Passava il tempo ed a Patti i colleghi dopo qualche anno impararono a volermi bene, dopo un pò di freddezza dei primi tempi, perché io lavoravo duro, senza mancanze e, perchè, mi piaceva apprendere ed apprendevo velocemente, togliendo loro una gran mole di lavoro; anzi, mi piaceva imparare a fare di tutto: al Policlinico avevo visto i miei professori nascondere le mani quando lavoravano per non dare esempi tecnici; qua era al contrario: la mia Maestra chiedeva se avessi capito ogni cosa, se fossi in grado di muovermi da solo nel servizio, e se non era così, era disponibile sempre a sentirmi e consigliarmi, ogni ora del giorno e della notte, in reparto ed a casa per telefono, se ce ne fosse stato bisogno. Più in là, viceversa, dei medici staccavano il telefonino per non restare invischiati nelle situazioni di emergenza o nei trattamenti dei pazienti critici.
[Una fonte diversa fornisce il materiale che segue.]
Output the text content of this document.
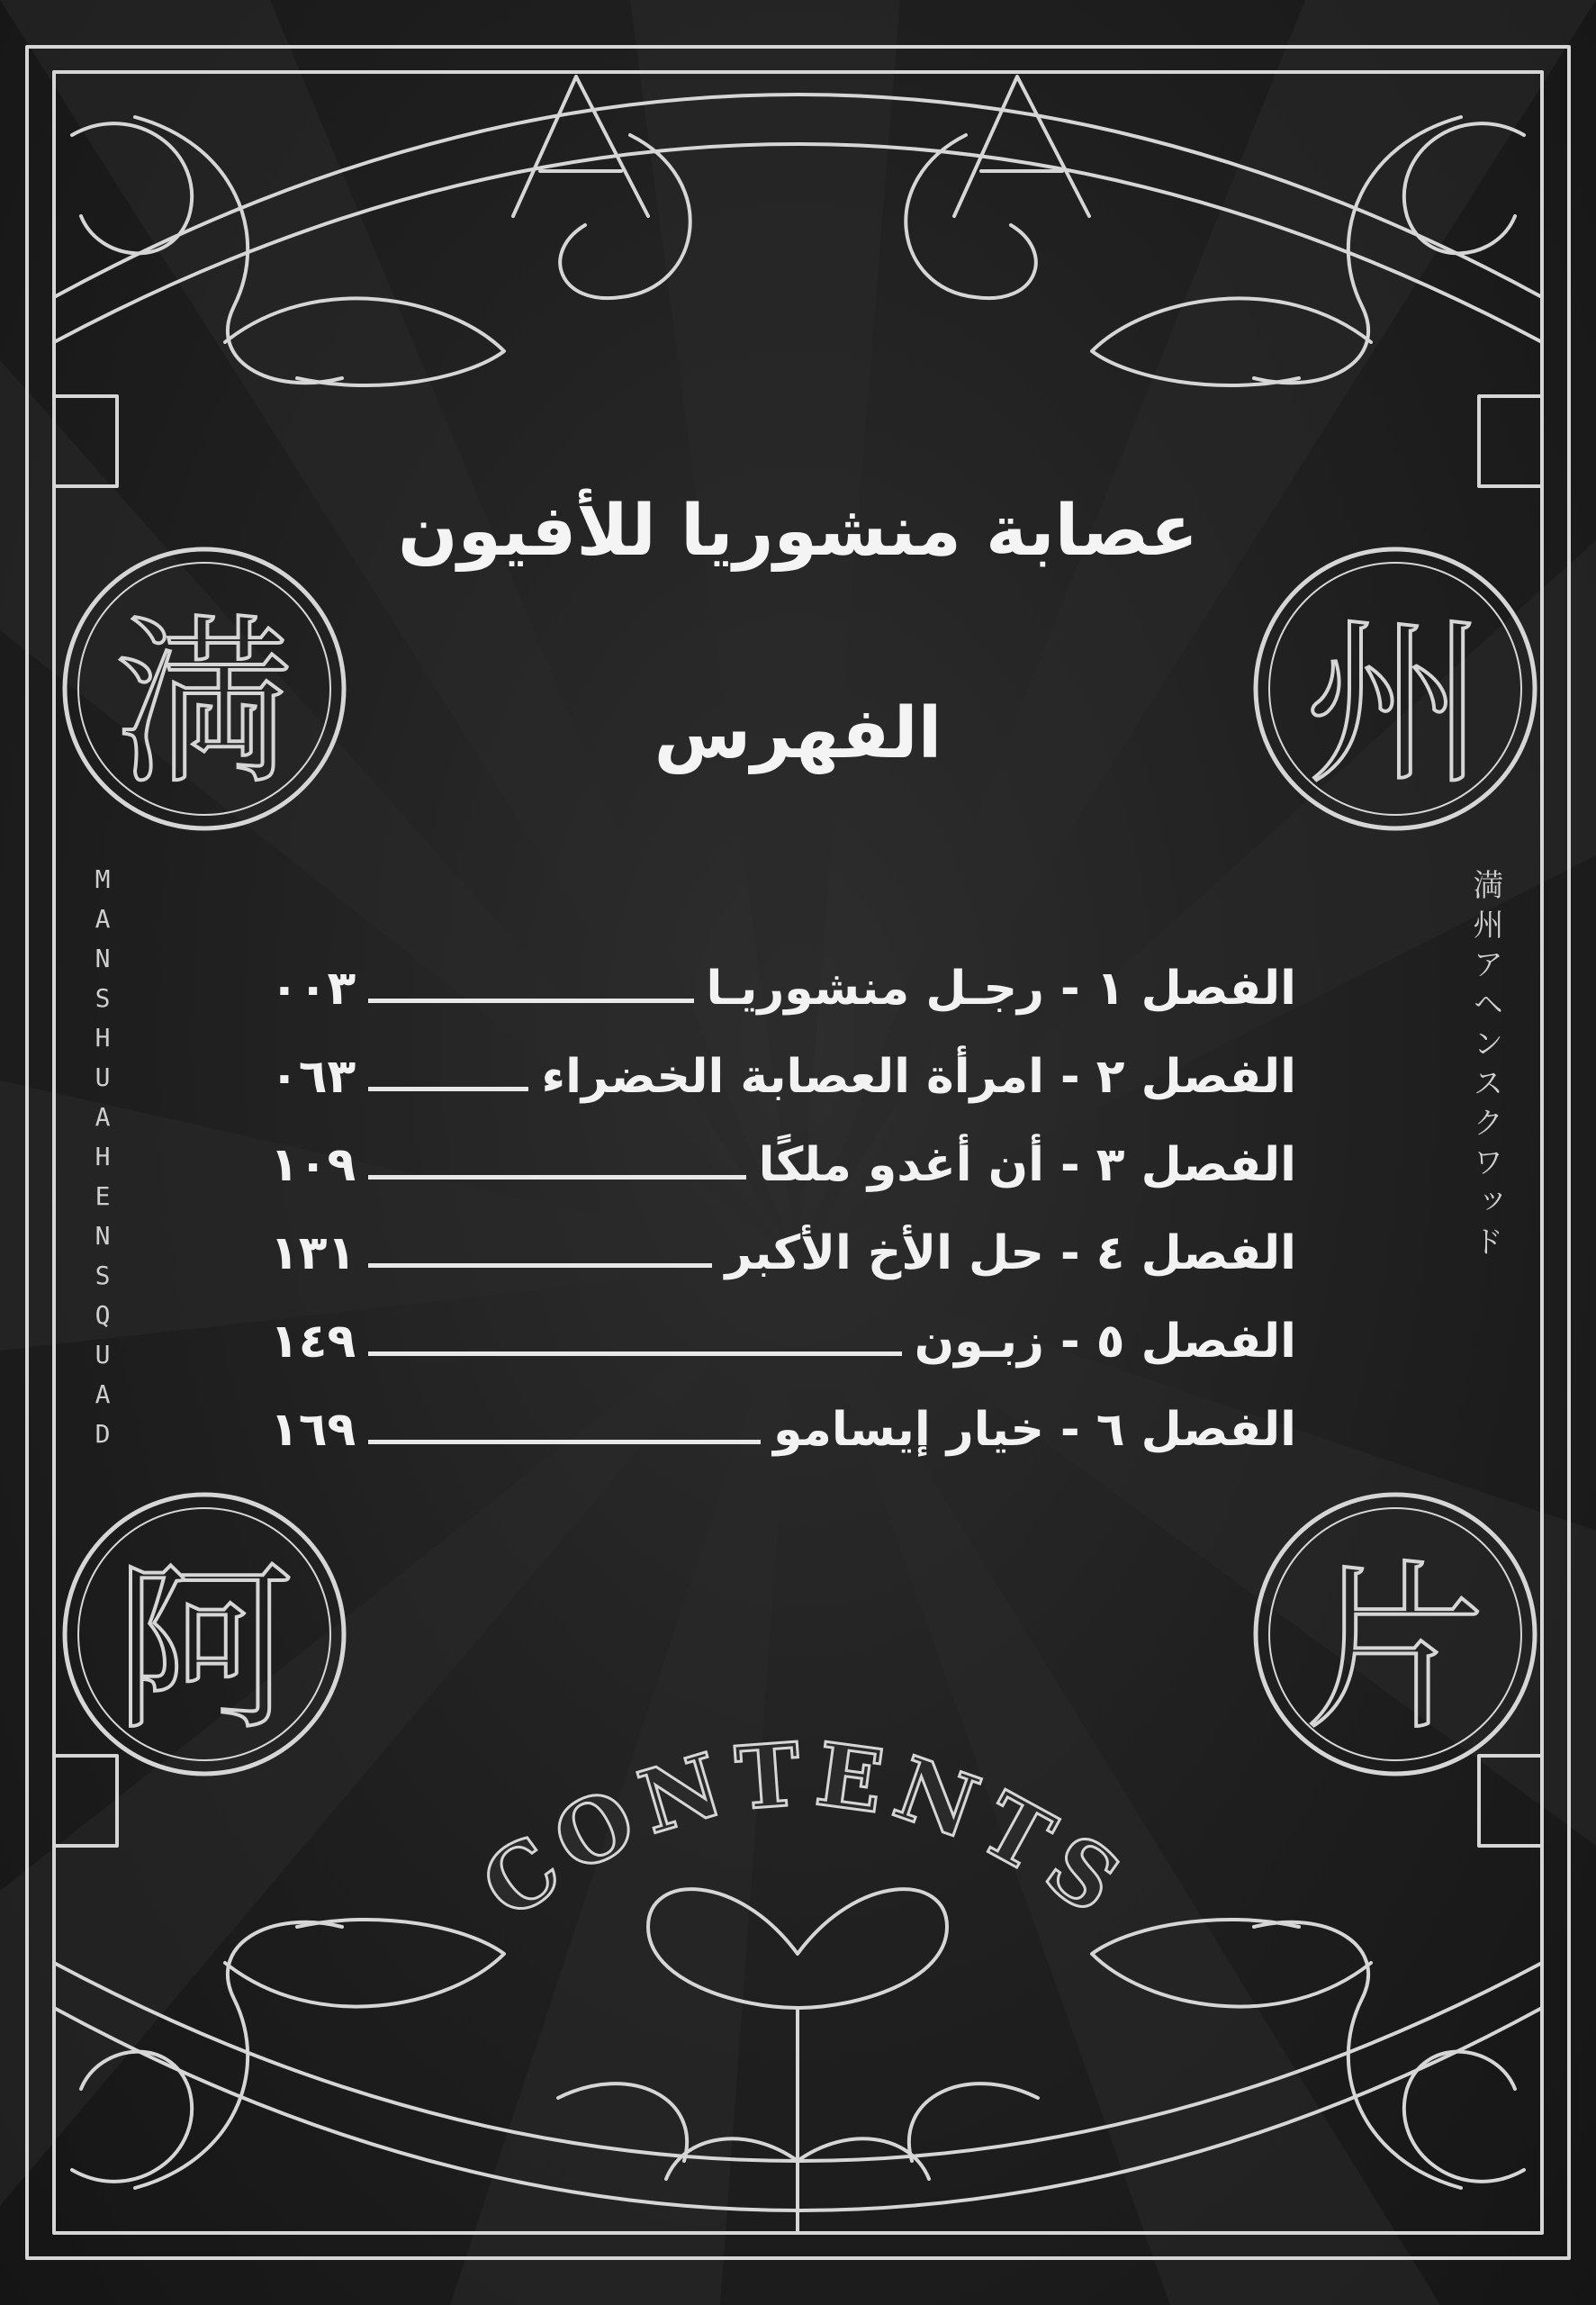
満	州
阿	片
MANSHU AHENSQUAD
満州アヘンスクワッド
عصابة منشوريا للأفيون
الفهرس
الفصل ١ - رجـل منشوريـا
٠٠٣
الفصل ٢ - امرأة العصابة الخضراء
٠٦٣
الفصل ٣ - أن أغدو ملكًا
١٠٩
الفصل ٤ - حل الأخ الأكبر
١٣١
الفصل ٥ - زبـون
١٤٩
الفصل ٦ - خيار إيسامو
١٦٩
CONTENTS
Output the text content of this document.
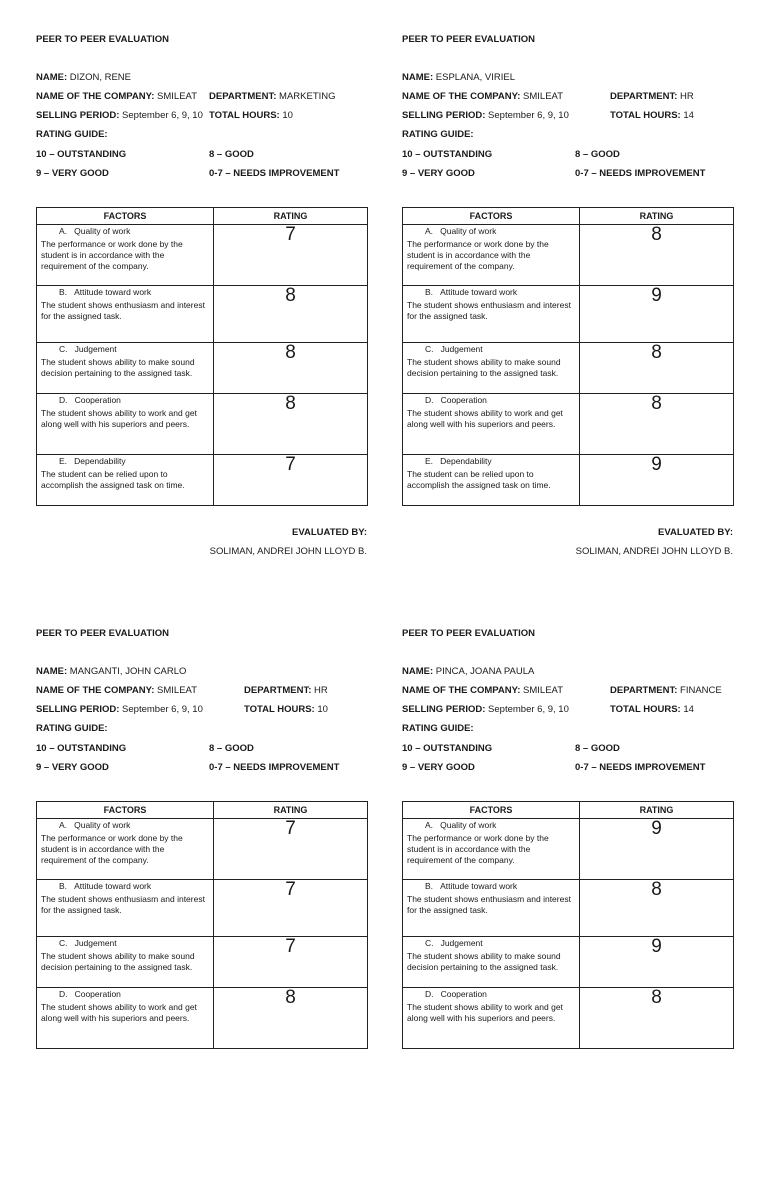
PEER TO PEER EVALUATION
NAME: DIZON, RENE
NAME OF THE COMPANY: SMILEAT DEPARTMENT: MARKETING
SELLING PERIOD: September 6, 9, 10 TOTAL HOURS: 10
RATING GUIDE:
10 – OUTSTANDING	8 – GOOD
9 – VERY GOOD	0-7 – NEEDS IMPROVEMENT
FACTORS	RATING

A.   Quality of work
The performance or work done by the student is in accordance with the requirement of the company.	7

B.   Attitude toward work
The student shows enthusiasm and interest for the assigned task.	8

C.   Judgement
The student shows ability to make sound decision pertaining to the assigned task.	8

D.   Cooperation
The student shows ability to work and get along well with his superiors and peers.	8

E.   Dependability
The student can be relied upon to accomplish the assigned task on time.	7
EVALUATED BY:
SOLIMAN, ANDREI JOHN LLOYD B.
PEER TO PEER EVALUATION
NAME: ESPLANA, VIRIEL
NAME OF THE COMPANY: SMILEAT	DEPARTMENT: HR
SELLING PERIOD: September 6, 9, 10	TOTAL HOURS: 14
RATING GUIDE:
10 – OUTSTANDING	8 – GOOD
9 – VERY GOOD	0-7 – NEEDS IMPROVEMENT
FACTORS	RATING

A.   Quality of work
The performance or work done by the student is in accordance with the requirement of the company.	8

B.   Attitude toward work
The student shows enthusiasm and interest for the assigned task.	9

C.   Judgement
The student shows ability to make sound decision pertaining to the assigned task.	8

D.   Cooperation
The student shows ability to work and get along well with his superiors and peers.	8

E.   Dependability
The student can be relied upon to accomplish the assigned task on time.	9
EVALUATED BY:
SOLIMAN, ANDREI JOHN LLOYD B.
PEER TO PEER EVALUATION
NAME: MANGANTI, JOHN CARLO
NAME OF THE COMPANY: SMILEAT	DEPARTMENT: HR
SELLING PERIOD: September 6, 9, 10	TOTAL HOURS: 10
RATING GUIDE:
10 – OUTSTANDING	8 – GOOD
9 – VERY GOOD	0-7 – NEEDS IMPROVEMENT
FACTORS	RATING

A.   Quality of work
The performance or work done by the student is in accordance with the requirement of the company.	7

B.   Attitude toward work
The student shows enthusiasm and interest for the assigned task.	7

C.   Judgement
The student shows ability to make sound decision pertaining to the assigned task.	7

D.   Cooperation
The student shows ability to work and get along well with his superiors and peers.	8
PEER TO PEER EVALUATION
NAME: PINCA, JOANA PAULA
NAME OF THE COMPANY: SMILEAT	DEPARTMENT: FINANCE
SELLING PERIOD: September 6, 9, 10	TOTAL HOURS: 14
RATING GUIDE:
10 – OUTSTANDING	8 – GOOD
9 – VERY GOOD	0-7 – NEEDS IMPROVEMENT
FACTORS	RATING

A.   Quality of work
The performance or work done by the student is in accordance with the requirement of the company.	9

B.   Attitude toward work
The student shows enthusiasm and interest for the assigned task.	8

C.   Judgement
The student shows ability to make sound decision pertaining to the assigned task.	9

D.   Cooperation
The student shows ability to work and get along well with his superiors and peers.	8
Da sinistra: il Sindaco di Montalbano, dott. G. Simone, la dott. Margherita Manfrè, i proff. Salpietro e Calamuneri dell'Univ. degli Studi di Messina. Dietro tutti il grande Vittorio Cannata, Coordinatore AIPD Milazzo!

Da sinistra: il Sindaco di Montalbano, dott. G. Simone, la dott. Margherita Manfrè, i proff. Salpietro e Calamuneri dell'Univ. degli Studi di Messina. Dietro tutti il grande Vittorio Cannata, ex  Coordinatore AIPD Milazzo in un incontro per le persone con S.Down.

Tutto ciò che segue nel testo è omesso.